Desse modo, a trajetória do cuidado é tanto aquilo que demanda a urgência e vigilância dos hábitos no cotidiano, quanto o que excede à própria política pública, pois se trata de um movimento nômade, um fluxo inscrito na aleatoriedade das ações individuais. A articulação vigilância-assistência no território da atenção básica, ao mesmo tempo em que abre um campo de visibilidade sobre os hábitos cotidianos, também torna possível, a partir de uma grade de inteligibilidade, afirmar como devem ser ajustados os hábitos, que caminhos a população domiciliada deve percorrer para o acesso à saúde e o que deve ser vigiado nas famílias domiciliadas para compor uma determinada trajetória do cuidado normalizada. Portanto, a política de atenção básica, ao regular o aleatório, também se encontra com aquilo mesmo que é efeito do aleatório, ou seja, outras modalidades de subjetivação. A invenção de outras possibilidades de acesso à vida assinala outras modalidades de subjetivação, como as práticas populares de parteiras na região do agreste em Pernambuco (Melo, Müller & Gayoso, 2013) e a prática popular de curandeirismo no interior do Piauí (Medeiros, Azevedo, Machado & Sousa, 2007) e na Zona da Mata em Minas Gerais (Matos & Greco, 2005). Essas práticas populares inscrevem fluxos de cuidado, que escapam às formas de regulação e vigilância no campo da atenção básica de saúde. Tais práticas assinalam que há, no próprio território-moradia, trajetórias de cuidado que indicam formas de negociação com a norma. As formas de controle e regulação da conduta da população domiciliada pela PNAB (Ministério da Saúde, 2011) entram em negociação com outras modalidades de subjetivação que emergem dos percursos aleatórios implicados na própria trajetória do cuidado. Nessa perspectiva, as práticas populares de cuidado colocam-se como uma das formas de resistência a determinadas trajetórias de cuidado inscritas em normatividades que recaem sobre as condutas domiciliadas a partir de estratégias de regulação.

As práticas populares apontam certo movimento nômade que define fluxos “mutantes e não sobrecodificantes” (Deleuze & Parnet, 1977, p. 148), na medida em que implicam fluxos de desterritorialização do plano de organização da política pública.
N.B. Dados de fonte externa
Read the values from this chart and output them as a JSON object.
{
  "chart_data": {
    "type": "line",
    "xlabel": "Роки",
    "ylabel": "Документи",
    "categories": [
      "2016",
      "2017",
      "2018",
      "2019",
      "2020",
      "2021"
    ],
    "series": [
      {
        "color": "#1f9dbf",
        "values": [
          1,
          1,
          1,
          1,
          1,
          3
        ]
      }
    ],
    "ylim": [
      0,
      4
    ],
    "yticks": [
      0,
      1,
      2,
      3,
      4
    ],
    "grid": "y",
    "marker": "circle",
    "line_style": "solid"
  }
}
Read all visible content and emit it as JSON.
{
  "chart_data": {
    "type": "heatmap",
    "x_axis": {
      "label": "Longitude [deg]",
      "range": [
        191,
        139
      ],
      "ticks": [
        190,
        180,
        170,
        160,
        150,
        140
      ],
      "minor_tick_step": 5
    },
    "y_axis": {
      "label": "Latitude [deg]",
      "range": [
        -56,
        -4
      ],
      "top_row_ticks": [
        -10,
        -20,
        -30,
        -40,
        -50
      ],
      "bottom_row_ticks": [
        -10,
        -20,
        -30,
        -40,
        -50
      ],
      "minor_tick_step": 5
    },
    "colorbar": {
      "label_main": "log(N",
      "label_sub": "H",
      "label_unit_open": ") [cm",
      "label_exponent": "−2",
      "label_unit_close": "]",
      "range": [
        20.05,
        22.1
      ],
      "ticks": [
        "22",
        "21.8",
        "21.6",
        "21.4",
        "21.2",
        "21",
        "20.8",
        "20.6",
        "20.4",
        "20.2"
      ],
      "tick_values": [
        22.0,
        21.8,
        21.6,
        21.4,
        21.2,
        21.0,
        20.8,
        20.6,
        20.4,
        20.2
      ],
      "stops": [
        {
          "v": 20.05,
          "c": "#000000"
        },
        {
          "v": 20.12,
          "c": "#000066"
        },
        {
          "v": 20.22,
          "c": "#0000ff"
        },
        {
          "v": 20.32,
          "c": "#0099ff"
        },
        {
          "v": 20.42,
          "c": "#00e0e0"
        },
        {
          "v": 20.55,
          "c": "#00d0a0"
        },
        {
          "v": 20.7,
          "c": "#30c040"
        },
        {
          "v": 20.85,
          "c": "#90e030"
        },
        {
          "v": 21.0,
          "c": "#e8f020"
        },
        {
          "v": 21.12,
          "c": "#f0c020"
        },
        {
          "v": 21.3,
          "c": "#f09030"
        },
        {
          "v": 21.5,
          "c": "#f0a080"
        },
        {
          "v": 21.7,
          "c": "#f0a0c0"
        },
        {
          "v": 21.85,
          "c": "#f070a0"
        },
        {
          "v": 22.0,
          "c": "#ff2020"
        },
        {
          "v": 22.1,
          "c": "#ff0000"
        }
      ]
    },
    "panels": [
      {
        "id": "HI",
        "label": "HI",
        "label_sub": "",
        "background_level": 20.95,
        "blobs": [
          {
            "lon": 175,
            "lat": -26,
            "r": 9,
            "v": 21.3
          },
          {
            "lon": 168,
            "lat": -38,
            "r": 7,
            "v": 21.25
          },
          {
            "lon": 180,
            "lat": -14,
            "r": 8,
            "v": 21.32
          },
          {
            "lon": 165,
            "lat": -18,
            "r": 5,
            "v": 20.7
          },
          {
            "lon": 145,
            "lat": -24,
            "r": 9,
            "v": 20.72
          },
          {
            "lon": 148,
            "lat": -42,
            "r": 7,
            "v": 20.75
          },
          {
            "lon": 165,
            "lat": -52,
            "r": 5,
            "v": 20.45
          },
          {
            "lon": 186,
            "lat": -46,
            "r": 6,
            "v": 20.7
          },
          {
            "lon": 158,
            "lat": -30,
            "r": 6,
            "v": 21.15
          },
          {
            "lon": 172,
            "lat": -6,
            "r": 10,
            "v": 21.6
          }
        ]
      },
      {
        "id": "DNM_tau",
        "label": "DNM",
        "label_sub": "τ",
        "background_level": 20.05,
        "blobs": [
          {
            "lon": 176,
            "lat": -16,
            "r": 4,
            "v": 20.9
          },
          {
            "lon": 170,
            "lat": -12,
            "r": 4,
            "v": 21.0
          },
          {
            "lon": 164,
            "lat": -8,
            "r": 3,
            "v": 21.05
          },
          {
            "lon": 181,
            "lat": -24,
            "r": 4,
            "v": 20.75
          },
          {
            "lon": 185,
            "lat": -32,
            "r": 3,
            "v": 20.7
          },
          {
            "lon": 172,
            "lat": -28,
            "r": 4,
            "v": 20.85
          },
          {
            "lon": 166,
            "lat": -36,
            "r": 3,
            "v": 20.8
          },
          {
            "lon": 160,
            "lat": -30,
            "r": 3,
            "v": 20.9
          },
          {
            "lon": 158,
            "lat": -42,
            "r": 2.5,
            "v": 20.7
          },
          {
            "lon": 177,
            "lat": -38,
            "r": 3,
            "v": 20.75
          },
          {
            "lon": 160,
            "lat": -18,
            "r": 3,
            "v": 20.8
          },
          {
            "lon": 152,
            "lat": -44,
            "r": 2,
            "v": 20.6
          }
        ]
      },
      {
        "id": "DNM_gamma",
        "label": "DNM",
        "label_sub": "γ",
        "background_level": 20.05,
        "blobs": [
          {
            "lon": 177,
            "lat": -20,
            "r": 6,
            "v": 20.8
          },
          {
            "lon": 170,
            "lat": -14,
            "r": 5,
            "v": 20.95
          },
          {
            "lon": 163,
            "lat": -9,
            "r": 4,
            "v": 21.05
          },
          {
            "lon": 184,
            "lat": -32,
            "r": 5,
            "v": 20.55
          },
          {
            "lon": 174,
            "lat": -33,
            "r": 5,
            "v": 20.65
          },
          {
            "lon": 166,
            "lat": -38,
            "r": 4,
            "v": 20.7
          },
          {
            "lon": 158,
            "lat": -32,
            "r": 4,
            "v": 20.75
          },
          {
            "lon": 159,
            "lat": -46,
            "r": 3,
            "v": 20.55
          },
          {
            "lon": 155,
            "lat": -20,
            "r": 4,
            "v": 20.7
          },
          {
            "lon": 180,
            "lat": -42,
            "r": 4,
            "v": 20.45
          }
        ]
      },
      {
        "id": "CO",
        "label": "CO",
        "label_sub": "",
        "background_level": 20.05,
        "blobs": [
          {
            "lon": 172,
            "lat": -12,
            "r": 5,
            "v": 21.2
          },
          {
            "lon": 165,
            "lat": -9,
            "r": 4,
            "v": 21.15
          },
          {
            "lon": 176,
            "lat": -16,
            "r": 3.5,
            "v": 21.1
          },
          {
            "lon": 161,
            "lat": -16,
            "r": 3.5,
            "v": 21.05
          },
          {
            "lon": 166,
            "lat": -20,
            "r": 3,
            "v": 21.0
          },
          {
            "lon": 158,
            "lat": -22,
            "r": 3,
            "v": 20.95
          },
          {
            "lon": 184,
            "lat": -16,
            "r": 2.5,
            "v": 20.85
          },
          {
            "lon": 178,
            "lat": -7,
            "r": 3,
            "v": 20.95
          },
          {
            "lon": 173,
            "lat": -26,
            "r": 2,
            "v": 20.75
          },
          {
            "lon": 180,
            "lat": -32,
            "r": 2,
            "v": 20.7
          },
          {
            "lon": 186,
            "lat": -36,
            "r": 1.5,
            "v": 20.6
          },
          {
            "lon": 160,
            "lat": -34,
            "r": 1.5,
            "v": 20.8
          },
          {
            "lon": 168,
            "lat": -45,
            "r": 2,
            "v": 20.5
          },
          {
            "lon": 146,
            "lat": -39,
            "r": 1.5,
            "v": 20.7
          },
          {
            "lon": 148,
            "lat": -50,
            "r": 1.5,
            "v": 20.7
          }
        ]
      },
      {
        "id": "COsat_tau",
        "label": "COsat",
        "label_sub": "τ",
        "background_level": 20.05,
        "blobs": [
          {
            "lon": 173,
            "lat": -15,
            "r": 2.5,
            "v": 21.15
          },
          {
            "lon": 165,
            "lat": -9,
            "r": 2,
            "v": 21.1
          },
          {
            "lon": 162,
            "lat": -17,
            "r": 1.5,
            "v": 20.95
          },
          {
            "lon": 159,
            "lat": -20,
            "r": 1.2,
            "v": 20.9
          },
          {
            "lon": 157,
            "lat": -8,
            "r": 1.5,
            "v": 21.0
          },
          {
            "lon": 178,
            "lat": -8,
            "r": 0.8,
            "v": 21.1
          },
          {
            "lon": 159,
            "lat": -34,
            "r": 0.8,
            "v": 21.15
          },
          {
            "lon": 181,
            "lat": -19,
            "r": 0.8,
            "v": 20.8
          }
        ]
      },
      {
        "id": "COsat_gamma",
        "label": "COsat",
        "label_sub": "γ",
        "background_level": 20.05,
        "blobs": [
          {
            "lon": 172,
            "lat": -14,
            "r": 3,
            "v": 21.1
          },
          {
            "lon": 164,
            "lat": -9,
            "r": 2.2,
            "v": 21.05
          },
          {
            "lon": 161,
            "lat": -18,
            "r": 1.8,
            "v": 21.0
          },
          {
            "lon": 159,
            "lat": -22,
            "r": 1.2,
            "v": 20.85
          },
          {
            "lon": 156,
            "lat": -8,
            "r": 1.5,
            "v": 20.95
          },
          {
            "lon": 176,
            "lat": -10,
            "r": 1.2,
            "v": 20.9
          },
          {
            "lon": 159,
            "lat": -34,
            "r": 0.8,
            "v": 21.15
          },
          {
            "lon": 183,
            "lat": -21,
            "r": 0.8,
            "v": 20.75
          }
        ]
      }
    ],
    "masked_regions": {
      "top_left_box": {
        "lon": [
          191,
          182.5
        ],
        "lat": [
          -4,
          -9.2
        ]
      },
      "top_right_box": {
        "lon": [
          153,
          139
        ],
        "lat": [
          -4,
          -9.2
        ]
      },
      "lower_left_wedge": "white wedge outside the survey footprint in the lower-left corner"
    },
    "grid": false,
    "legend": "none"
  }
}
A desterritorialização refere-se ao movimento nômade das linhas de agenciamento mutantes (Deleuze & Parnet, 1977), o que desestabiliza o plano de organização da política, produzindo novas relações de codificação/territorialidade. As práticas populares de cuidado também assinalam uma trajetória que, ao mesmo tempo em que provoca, pede urgência de uma política pública. A trajetória é justamente aquilo que coloca em questão tanto a forma como se captura a minúcia do cotidiano quanto o modo como o próprio aleatório interroga a racionalização da imprevisibilidade no campo da atenção básica de saúde (Ministério da Saúde, 2011).

Pensar a trajetória do cuidado como um problema do presente que pede urgência em termos de respostas de governo, implica novas maneiras de negociação/contestação da população com a PNAB (Ministério da Saúde, 2011). Nesse sentido, as práticas populares que engendram novas trajetórias e percursos que não necessariamente condizem com as trajetórias de acesso à atenção básica de saúde produzem outras modalidades de subjetivação. Desse modo, novas ontologias e formas de negociação/contestação passam a emergir do encontro dessas trajetórias com a política pública.